Heart rending accounts by individuals who have breathed in these toxic chemicals are as real as real can get, and well documented in Pennsylvania, Colorado, Texas and North Dakota. The following web site gives testimony from 1,100 people whose lives were besmirched by VOCs and other fracking caused pollution.  VOCs are toxic invaders of schoolrooms, houses and businesses, unwelcome and unseen, until eyes smart and burn. The proposed IDNR rules do not protect our citizens from these toxic trespassers.

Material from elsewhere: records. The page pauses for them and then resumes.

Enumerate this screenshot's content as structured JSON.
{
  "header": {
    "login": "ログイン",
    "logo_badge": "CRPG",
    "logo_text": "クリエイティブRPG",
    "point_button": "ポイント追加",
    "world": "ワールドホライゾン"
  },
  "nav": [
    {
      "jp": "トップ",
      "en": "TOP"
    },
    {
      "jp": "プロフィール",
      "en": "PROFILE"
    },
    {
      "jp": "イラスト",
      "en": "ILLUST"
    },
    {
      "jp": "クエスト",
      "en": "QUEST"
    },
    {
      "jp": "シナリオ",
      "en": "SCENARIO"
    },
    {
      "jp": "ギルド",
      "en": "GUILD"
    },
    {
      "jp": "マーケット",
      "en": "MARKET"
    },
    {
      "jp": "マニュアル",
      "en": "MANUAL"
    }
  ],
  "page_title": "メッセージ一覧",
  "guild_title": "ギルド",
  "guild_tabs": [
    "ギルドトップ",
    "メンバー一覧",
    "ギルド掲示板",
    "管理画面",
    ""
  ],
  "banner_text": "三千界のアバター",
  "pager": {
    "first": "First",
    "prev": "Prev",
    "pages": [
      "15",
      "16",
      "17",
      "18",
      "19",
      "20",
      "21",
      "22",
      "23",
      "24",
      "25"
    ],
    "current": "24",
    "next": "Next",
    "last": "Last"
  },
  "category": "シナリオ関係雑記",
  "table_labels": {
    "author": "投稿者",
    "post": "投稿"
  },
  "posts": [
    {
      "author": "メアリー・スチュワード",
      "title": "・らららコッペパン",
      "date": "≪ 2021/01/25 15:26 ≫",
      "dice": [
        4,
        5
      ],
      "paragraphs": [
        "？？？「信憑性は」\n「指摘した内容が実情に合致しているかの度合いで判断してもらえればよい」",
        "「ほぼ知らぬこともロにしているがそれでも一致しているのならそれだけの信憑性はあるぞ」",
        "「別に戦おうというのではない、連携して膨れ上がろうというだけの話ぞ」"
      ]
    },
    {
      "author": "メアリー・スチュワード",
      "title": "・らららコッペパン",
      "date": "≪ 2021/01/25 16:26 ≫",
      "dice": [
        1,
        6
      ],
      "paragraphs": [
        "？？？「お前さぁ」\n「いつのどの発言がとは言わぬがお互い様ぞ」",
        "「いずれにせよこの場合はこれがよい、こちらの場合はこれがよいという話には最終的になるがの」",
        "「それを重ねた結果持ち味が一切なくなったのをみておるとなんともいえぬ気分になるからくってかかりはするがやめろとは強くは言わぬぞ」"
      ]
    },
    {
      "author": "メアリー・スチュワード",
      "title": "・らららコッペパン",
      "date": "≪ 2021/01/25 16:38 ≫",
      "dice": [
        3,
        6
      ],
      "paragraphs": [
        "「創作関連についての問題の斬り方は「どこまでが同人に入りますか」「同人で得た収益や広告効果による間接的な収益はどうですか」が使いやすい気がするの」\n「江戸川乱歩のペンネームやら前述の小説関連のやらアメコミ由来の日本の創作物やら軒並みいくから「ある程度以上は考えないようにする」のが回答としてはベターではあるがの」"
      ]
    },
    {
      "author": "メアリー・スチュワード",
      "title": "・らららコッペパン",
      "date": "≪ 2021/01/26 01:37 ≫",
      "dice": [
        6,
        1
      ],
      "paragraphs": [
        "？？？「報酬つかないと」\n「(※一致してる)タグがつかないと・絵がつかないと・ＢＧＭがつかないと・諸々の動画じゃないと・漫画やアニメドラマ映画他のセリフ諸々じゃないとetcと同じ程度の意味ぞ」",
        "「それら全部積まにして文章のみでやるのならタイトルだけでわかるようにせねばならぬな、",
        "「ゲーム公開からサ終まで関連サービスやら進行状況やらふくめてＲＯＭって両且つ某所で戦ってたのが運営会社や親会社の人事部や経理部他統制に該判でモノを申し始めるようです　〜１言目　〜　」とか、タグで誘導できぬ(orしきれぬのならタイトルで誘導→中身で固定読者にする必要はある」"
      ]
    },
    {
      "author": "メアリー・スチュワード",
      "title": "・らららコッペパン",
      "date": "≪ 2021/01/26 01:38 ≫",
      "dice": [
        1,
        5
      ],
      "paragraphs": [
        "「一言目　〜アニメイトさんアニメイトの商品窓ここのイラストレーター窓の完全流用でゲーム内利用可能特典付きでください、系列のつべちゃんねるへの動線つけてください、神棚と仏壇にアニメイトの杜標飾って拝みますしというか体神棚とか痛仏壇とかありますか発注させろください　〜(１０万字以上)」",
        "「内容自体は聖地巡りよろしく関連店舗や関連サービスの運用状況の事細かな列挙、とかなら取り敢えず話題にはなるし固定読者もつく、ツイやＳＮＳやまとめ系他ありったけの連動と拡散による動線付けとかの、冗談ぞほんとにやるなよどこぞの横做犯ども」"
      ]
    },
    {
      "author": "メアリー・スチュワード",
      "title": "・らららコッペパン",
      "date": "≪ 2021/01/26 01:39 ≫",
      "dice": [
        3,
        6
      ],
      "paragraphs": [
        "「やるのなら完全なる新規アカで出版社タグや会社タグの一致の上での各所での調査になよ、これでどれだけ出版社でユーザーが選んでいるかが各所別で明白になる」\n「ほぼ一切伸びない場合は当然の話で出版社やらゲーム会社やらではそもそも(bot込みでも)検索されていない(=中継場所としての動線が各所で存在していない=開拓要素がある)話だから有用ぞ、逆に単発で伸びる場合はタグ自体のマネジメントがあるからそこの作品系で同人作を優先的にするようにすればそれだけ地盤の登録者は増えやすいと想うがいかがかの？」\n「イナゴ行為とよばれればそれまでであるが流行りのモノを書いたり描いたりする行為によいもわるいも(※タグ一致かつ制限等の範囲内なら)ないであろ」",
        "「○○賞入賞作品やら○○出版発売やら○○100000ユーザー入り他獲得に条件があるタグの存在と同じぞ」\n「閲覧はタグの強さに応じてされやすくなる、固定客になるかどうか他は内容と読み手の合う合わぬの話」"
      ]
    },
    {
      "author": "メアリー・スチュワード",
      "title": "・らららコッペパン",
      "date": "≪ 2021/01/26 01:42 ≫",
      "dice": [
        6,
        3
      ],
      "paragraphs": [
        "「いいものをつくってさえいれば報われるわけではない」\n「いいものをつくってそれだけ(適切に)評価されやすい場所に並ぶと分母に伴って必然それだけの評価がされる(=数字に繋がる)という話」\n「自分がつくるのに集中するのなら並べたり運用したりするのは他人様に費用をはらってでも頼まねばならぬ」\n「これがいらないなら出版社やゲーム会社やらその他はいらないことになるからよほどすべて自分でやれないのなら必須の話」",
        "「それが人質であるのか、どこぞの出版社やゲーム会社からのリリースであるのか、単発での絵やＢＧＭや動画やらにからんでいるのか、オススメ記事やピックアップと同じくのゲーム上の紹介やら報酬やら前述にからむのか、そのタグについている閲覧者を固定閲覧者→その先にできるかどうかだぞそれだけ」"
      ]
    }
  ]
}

It is essential that each well site be carefully monitored for escaping VOCs and that  all transportation of materials containing VOCs be monitored. As the draft rules now read, firms do not have to mitigate escaping VOCs if it is not cost effective or proves economically unreasonable. One asks in wonderment:  "Why does this regulation only consider the producers’ costs and not the costs in damage to the people and wildlife? The costs to the public must be recognized and estimated using the various studies that are available.  The costs of asthma, neurological damage, endocrine damage to the immune and reproductive system and many more health effects must be counted in as public costs.  These costs are every bit as real and morally more important than the remediation costs to the producers.

Protection and remedial steps should be added to the final rules:  a) monitoring escaping volatile gases and setting limits on these, b) requiring remediation where harmful gases are escaping requiring VOC abatement technologies be used where feasible, c) forbid storage of volatile liquids in open pits, d) require manifests for all haulers taking away produced water and other liquids containing VOCs and toxic chemicals showing quantity, origin and destination of the transit, e) require that the well be capped and terminated when the VOC regulations are breached or the VOC emissions exceed a set ceiling.

Finally, you all know the saying: “If it seems too good to be true, it isn't”. I would add a sister saying which goes “If many things could go wrong, one will”.  Thank you kindly for your attention.